As it happens, Irene was placed in a situation where she was forced to purchase her apartment, and she did not have the funds. Needless to say, this terrified her, but she set about looking for opportunities to work, hopeful that she would raise the money. John [Gielgud] and I commiserated and put together some money that would help Irene. We had it; we loved her; we wanted to help. This was a very simple matter, as far as I saw it. Irene was furious: she did not wish to be dependent upon anyone. She resisted even when we assured her it was a loan, if she wished. I grew tired of the argument, but felt compelled to tell her that it was important for me to express, however I might, how much I loved her, how much I wanted her to be safe and well and comfortable. I told her the story of the lithographs in the children's book, and reminded her that she had frequently tucked me in, kissed my brow, and had walked, backwards, from my room, so to speak, until she knew I was safe and well. At that point Irene knew she was loved and felt she could take the aid, and our friendship grew ever greater from that point on. I don't think she ever realized how loved she was, how important she had been, and I tell you this story to stress how important it is to seek, acknowledge, and share the love and comfort you have in your life.

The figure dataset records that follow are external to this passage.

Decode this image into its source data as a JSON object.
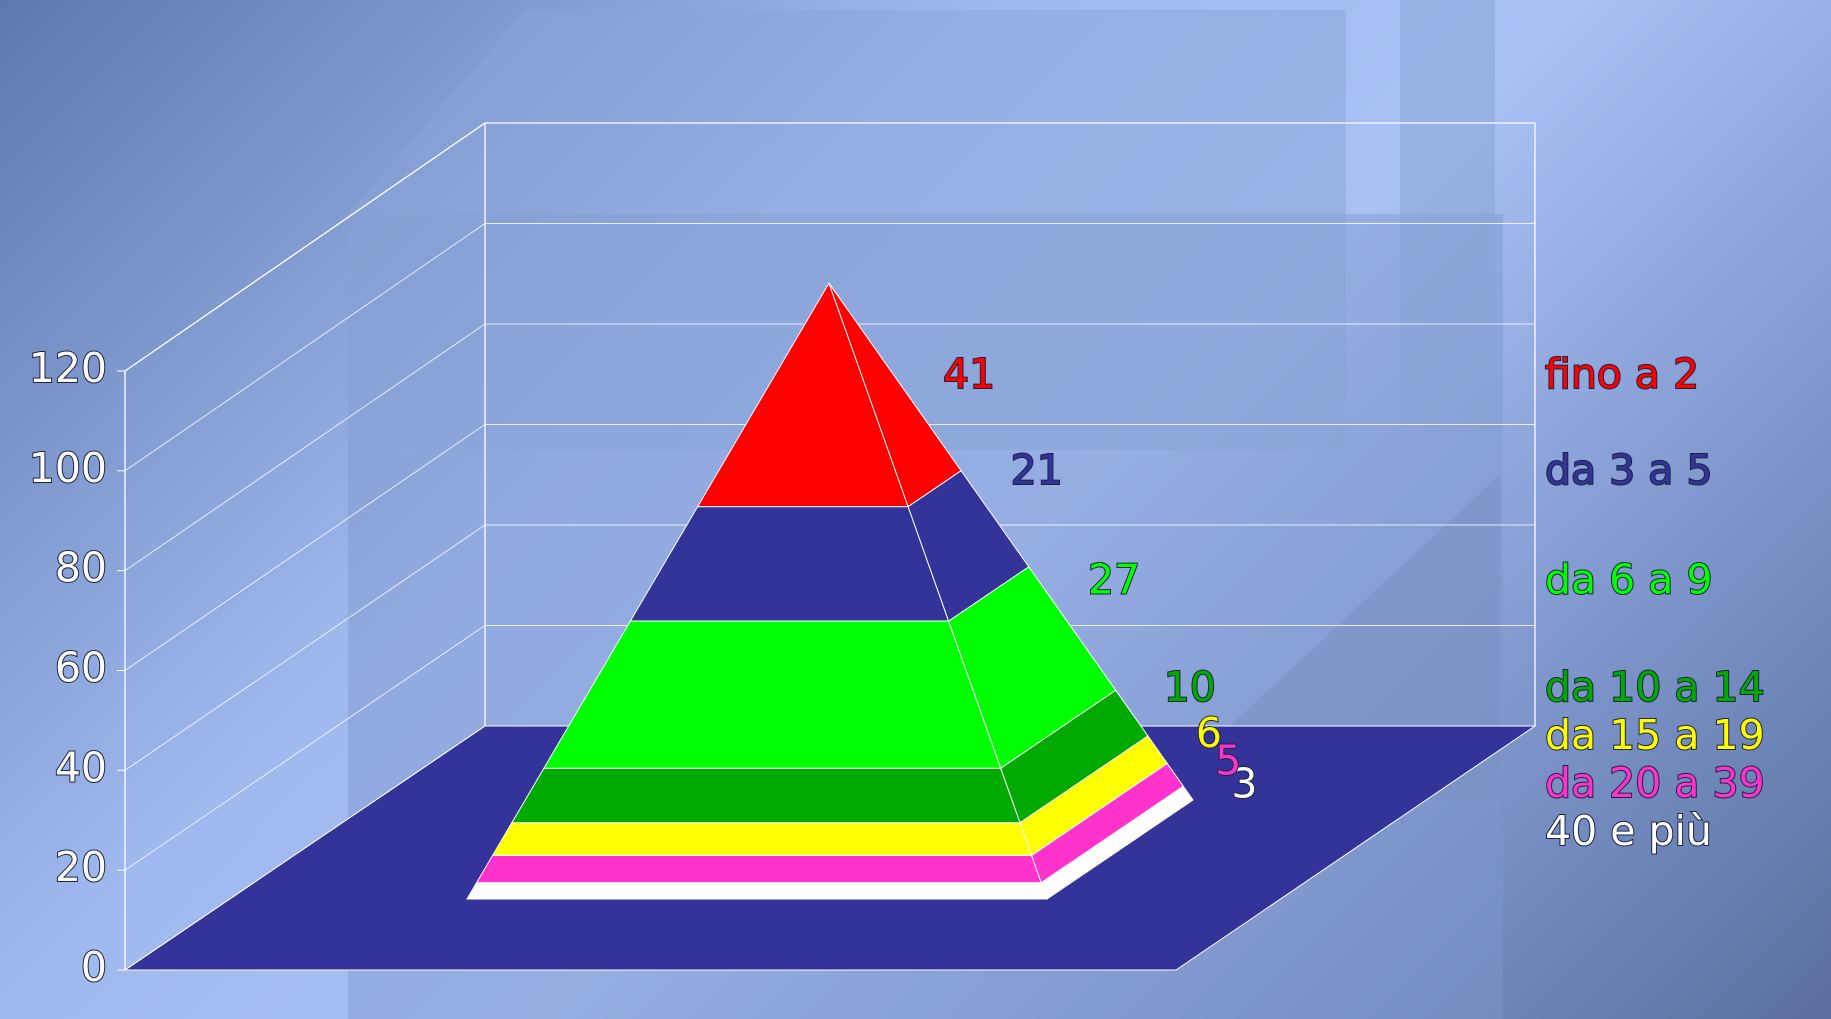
{
  "chart_data": {
    "type": "pyramid",
    "categories": [
      "fino a 2",
      "da 3 a 5",
      "da 6 a 9",
      "da 10 a 14",
      "da 15 a 19",
      "da 20 a 39",
      "40 e più"
    ],
    "values": [
      41,
      21,
      27,
      10,
      6,
      5,
      3
    ],
    "colors": [
      "#ff0000",
      "#333399",
      "#00ff00",
      "#00aa00",
      "#ffff00",
      "#ff33cc",
      "#ffffff"
    ],
    "floor_color": "#333399",
    "ylim": [
      0,
      120
    ],
    "yticks": [
      0,
      20,
      40,
      60,
      80,
      100,
      120
    ],
    "grid": true,
    "legend": "right"
  }
}
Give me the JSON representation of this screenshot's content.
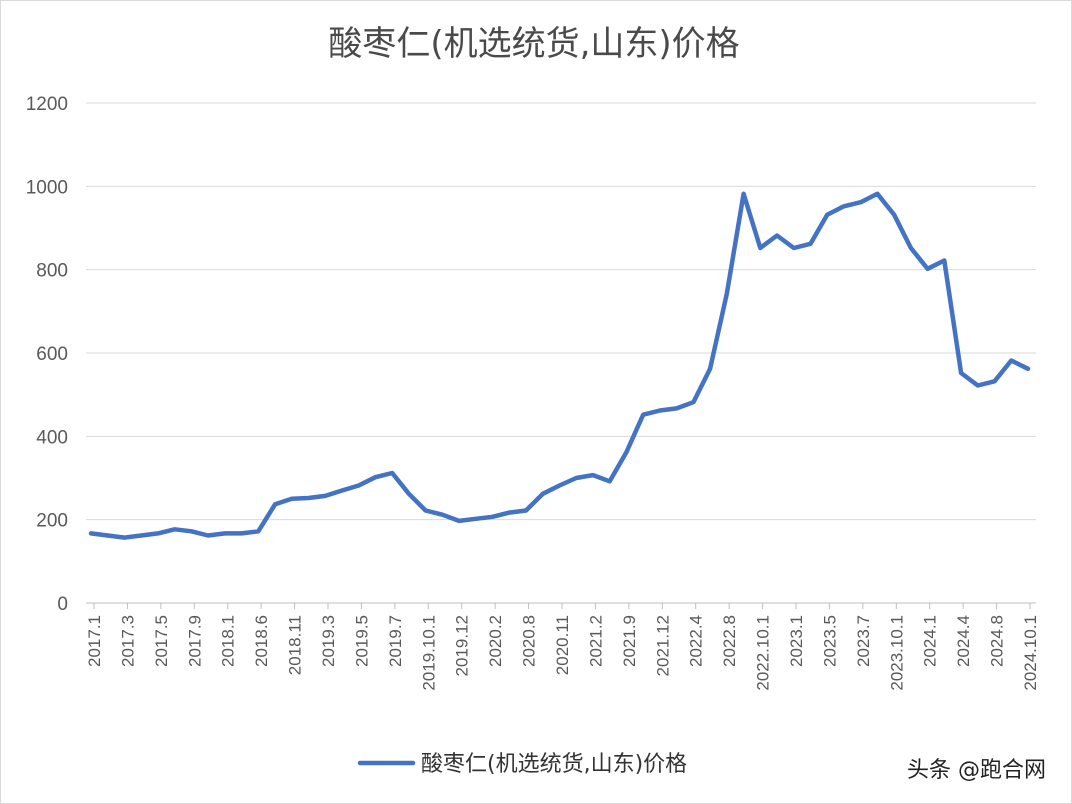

This is the advice of an old and grateful man.

I look back now at that young man's face and I wonder how I could have been so young--both in age and in experience. I was guided by so many wise and loving people. Remember that your shares increase when you offer them to others. That is where my wealth lies--in the gifts of others and my gifts to others. I have lost some innocence, I suppose; I have certainly lost my youth. I am still enamored of people and of the way we share our gifts. I sometimes lose my patience, and I sometimes find myself guilty of not being sufficiently interested in what is being done in the world. I have never, as I have said many times, lost a friend, or the desire to find a new one.

This makes me happy still.


  1. What a remarkable testimony, and how fortunate for you both that each of you knew the other! Thank you for posting this; it was reassuring on every front, and also delightful.